Based on law-enforcement records and reports to the ADL, the annual audit categorizes antisemitic attacks as harassment — threats or physical assaults — or vandalism, including attacks on communal institutions, such as cemeteries and synagogues.

In 2003, 40% of the antisemitic incidents were categorized as vandalism, up 18% from the previous year, while harassment fell by 9%.

Continuing a trend, those states with the largest Jewish populations saw the most incidents, with New York leading.

Antisemitism in Toronto

Unknown perpetrators in Toronto broke seven stained-glass windows at the Pride of Israel Synagogue and spray-painted swastikas and antisemitic messages at various locations along Bathurst Street. United Jewish Appeal signs in the city were defaced, and swastikas were painted on a clothing donation box. The damage was discovered March 20. In a separate incident, 22 cemetery tombstones were toppled in the nearby Bathurst-Lawn Jewish Cemetery. The incidents took place only days after vandals spray-painted swastikas and hateful messages in a Jewish neighborhood in the Toronto suburb of Thornhill.

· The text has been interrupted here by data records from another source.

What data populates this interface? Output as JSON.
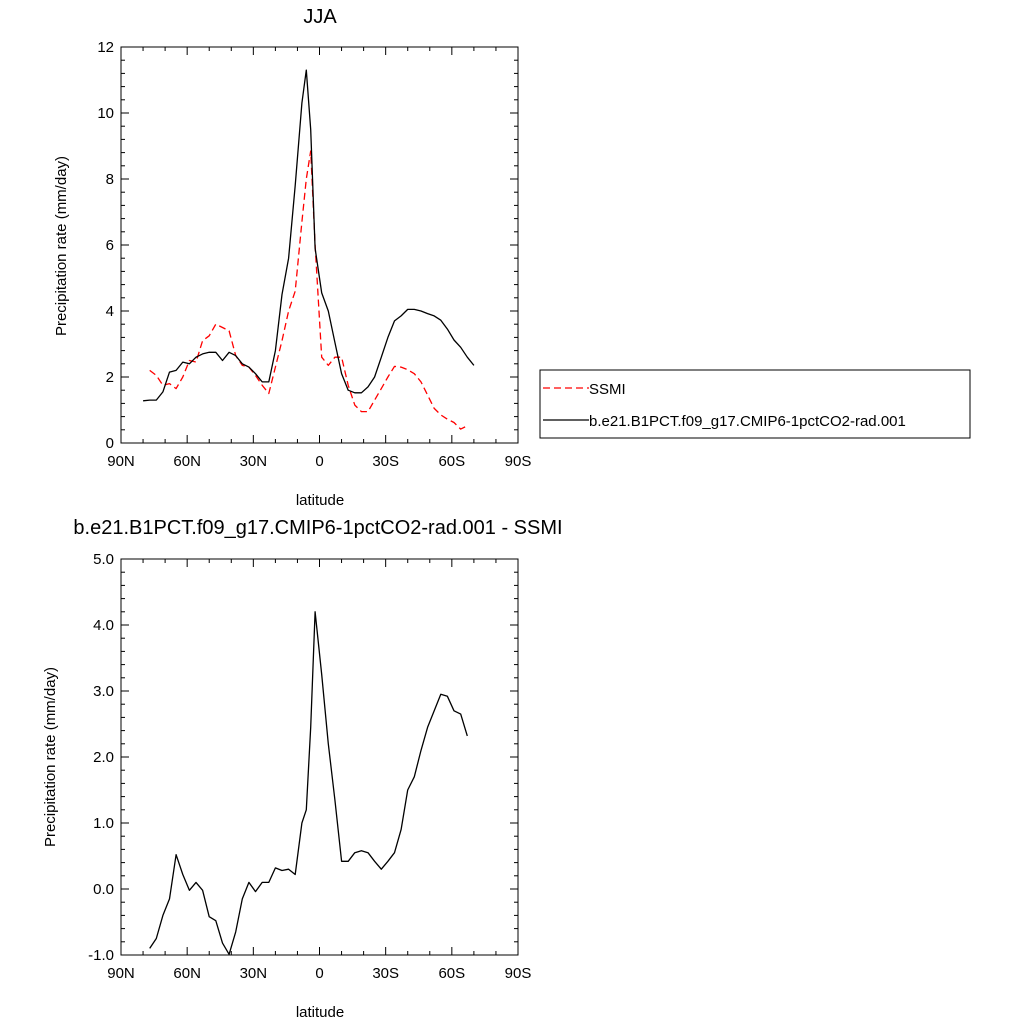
{
  "chart_data": [
    {
      "type": "line",
      "title": "JJA",
      "xlabel": "latitude",
      "ylabel": "Precipitation rate (mm/day)",
      "xlim": [
        90,
        -90
      ],
      "ylim": [
        0,
        12
      ],
      "xticks": [
        90,
        60,
        30,
        0,
        -30,
        -60,
        -90
      ],
      "xtick_labels": [
        "90N",
        "60N",
        "30N",
        "0",
        "30S",
        "60S",
        "90S"
      ],
      "yticks": [
        0,
        2,
        4,
        6,
        8,
        10,
        12
      ],
      "ytick_labels": [
        "0",
        "2",
        "4",
        "6",
        "8",
        "10",
        "12"
      ],
      "grid": false,
      "legend_position": "right",
      "series": [
        {
          "name": "SSMI",
          "color": "#ff0000",
          "dash": "dashed",
          "x": [
            77,
            74,
            71,
            68,
            65,
            62,
            59,
            56,
            53,
            50,
            47,
            44,
            41,
            38,
            35,
            32,
            29,
            26,
            23,
            20,
            17,
            14,
            11,
            8,
            6,
            4,
            2,
            -1,
            -4,
            -7,
            -10,
            -13,
            -16,
            -19,
            -22,
            -25,
            -28,
            -31,
            -34,
            -37,
            -40,
            -43,
            -46,
            -49,
            -52,
            -55,
            -58,
            -61,
            -64,
            -67
          ],
          "y": [
            2.2,
            2.05,
            1.75,
            1.8,
            1.65,
            2.0,
            2.5,
            2.45,
            3.1,
            3.25,
            3.6,
            3.5,
            3.4,
            2.65,
            2.35,
            2.3,
            2.05,
            1.75,
            1.5,
            2.3,
            3.1,
            4.0,
            4.6,
            6.7,
            8.0,
            8.85,
            6.0,
            2.6,
            2.35,
            2.6,
            2.6,
            1.75,
            1.15,
            0.95,
            0.95,
            1.3,
            1.65,
            2.0,
            2.32,
            2.3,
            2.22,
            2.1,
            1.85,
            1.45,
            1.05,
            0.85,
            0.72,
            0.62,
            0.42,
            0.52
          ]
        },
        {
          "name": "b.e21.B1PCT.f09_g17.CMIP6-1pctCO2-rad.001",
          "color": "#000000",
          "dash": "solid",
          "x": [
            80,
            77,
            74,
            71,
            68,
            65,
            62,
            59,
            56,
            53,
            50,
            47,
            44,
            41,
            38,
            35,
            32,
            29,
            26,
            23,
            20,
            17,
            14,
            11,
            8,
            6,
            4,
            2,
            -1,
            -4,
            -7,
            -10,
            -13,
            -16,
            -19,
            -22,
            -25,
            -28,
            -31,
            -34,
            -37,
            -40,
            -43,
            -46,
            -49,
            -52,
            -55,
            -58,
            -61,
            -64,
            -67,
            -70
          ],
          "y": [
            1.28,
            1.3,
            1.3,
            1.55,
            2.15,
            2.2,
            2.45,
            2.4,
            2.6,
            2.7,
            2.75,
            2.75,
            2.5,
            2.75,
            2.65,
            2.4,
            2.3,
            2.1,
            1.85,
            1.85,
            2.8,
            4.5,
            5.6,
            7.8,
            10.3,
            11.3,
            9.5,
            5.9,
            4.55,
            4.0,
            3.05,
            2.1,
            1.6,
            1.52,
            1.52,
            1.7,
            2.0,
            2.6,
            3.2,
            3.7,
            3.85,
            4.05,
            4.05,
            4.0,
            3.92,
            3.85,
            3.72,
            3.45,
            3.12,
            2.9,
            2.6,
            2.35
          ]
        }
      ]
    },
    {
      "type": "line",
      "title": "b.e21.B1PCT.f09_g17.CMIP6-1pctCO2-rad.001 - SSMI",
      "xlabel": "latitude",
      "ylabel": "Precipitation rate (mm/day)",
      "xlim": [
        90,
        -90
      ],
      "ylim": [
        -1.0,
        5.0
      ],
      "xticks": [
        90,
        60,
        30,
        0,
        -30,
        -60,
        -90
      ],
      "xtick_labels": [
        "90N",
        "60N",
        "30N",
        "0",
        "30S",
        "60S",
        "90S"
      ],
      "yticks": [
        -1,
        0,
        1,
        2,
        3,
        4,
        5
      ],
      "ytick_labels": [
        "-1.0",
        "0.0",
        "1.0",
        "2.0",
        "3.0",
        "4.0",
        "5.0"
      ],
      "grid": false,
      "series": [
        {
          "color": "#000000",
          "dash": "solid",
          "x": [
            77,
            74,
            71,
            68,
            65,
            62,
            59,
            56,
            53,
            50,
            47,
            44,
            41,
            38,
            35,
            32,
            29,
            26,
            23,
            20,
            17,
            14,
            11,
            8,
            6,
            4,
            2,
            -1,
            -4,
            -7,
            -10,
            -13,
            -16,
            -19,
            -22,
            -25,
            -28,
            -31,
            -34,
            -37,
            -40,
            -43,
            -46,
            -49,
            -52,
            -55,
            -58,
            -61,
            -64,
            -67
          ],
          "y": [
            -0.9,
            -0.75,
            -0.4,
            -0.15,
            0.52,
            0.22,
            -0.02,
            0.1,
            -0.02,
            -0.42,
            -0.48,
            -0.82,
            -0.99,
            -0.65,
            -0.15,
            0.1,
            -0.04,
            0.1,
            0.1,
            0.32,
            0.28,
            0.3,
            0.22,
            1.0,
            1.2,
            2.45,
            4.2,
            3.25,
            2.2,
            1.35,
            0.42,
            0.42,
            0.55,
            0.58,
            0.55,
            0.42,
            0.3,
            0.42,
            0.55,
            0.9,
            1.5,
            1.7,
            2.1,
            2.45,
            2.7,
            2.95,
            2.92,
            2.7,
            2.65,
            2.32
          ]
        }
      ]
    }
  ]
}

Reporter Lied About Israel

Among the stories former USA Today reporter Jack Kelley lied about were several concerning Israel, according to the newspaper. An investigation by USA Today, which announced recently that it had discovered that the veteran correspondent had fabricated large parts of his work, found that, among others, Kelley’s eyewitness account of a suicide bombing in Israel was false.

That story helped make Kelley a 2002 Pulitzer Prize finalist.

Federation Stays in UJC

A Virginia federation voted to maintain its membership in the roof body of North American Jewish federations. In January, United Jewish Communities threatened to oust the United Jewish Federation of Tidewater over its delinquent dues payments. The Virginia federation had complained that the dues were too high, UJC services were poor and not enough funding went to UJC’s overseas partner, the American Jewish Joint Distribution Committee. However, the federation’s board voted Wednesday night to pay its dues of roughly $175,000, or 5% of the federation’s $4 million annual fundraising campaign.

Shooting Victim Ordained

Nachum Sasonkin, shot in an attack by an Arab terrorist 10 years ago on the Brooklyn Bridge, was ordained as a rabbi. Sasonkin was critically injured when he was 18 in the attack on a van full of chasidic Jews in New York on March 1, 1994, which killed Ari Halberstam, 16. Doctors had not expected Sasonkin, who was declared brain dead and had extensive physical injuries, to survive. But Sasonkin gradually recovered his physical functions and his ability to speak, and the young Lubavitcher chasid eventually resumed his yeshiva studies. Now a father, Sasonkin received his rabbinical ordination Sunday from the Rabbinical College of America, in New Jersey.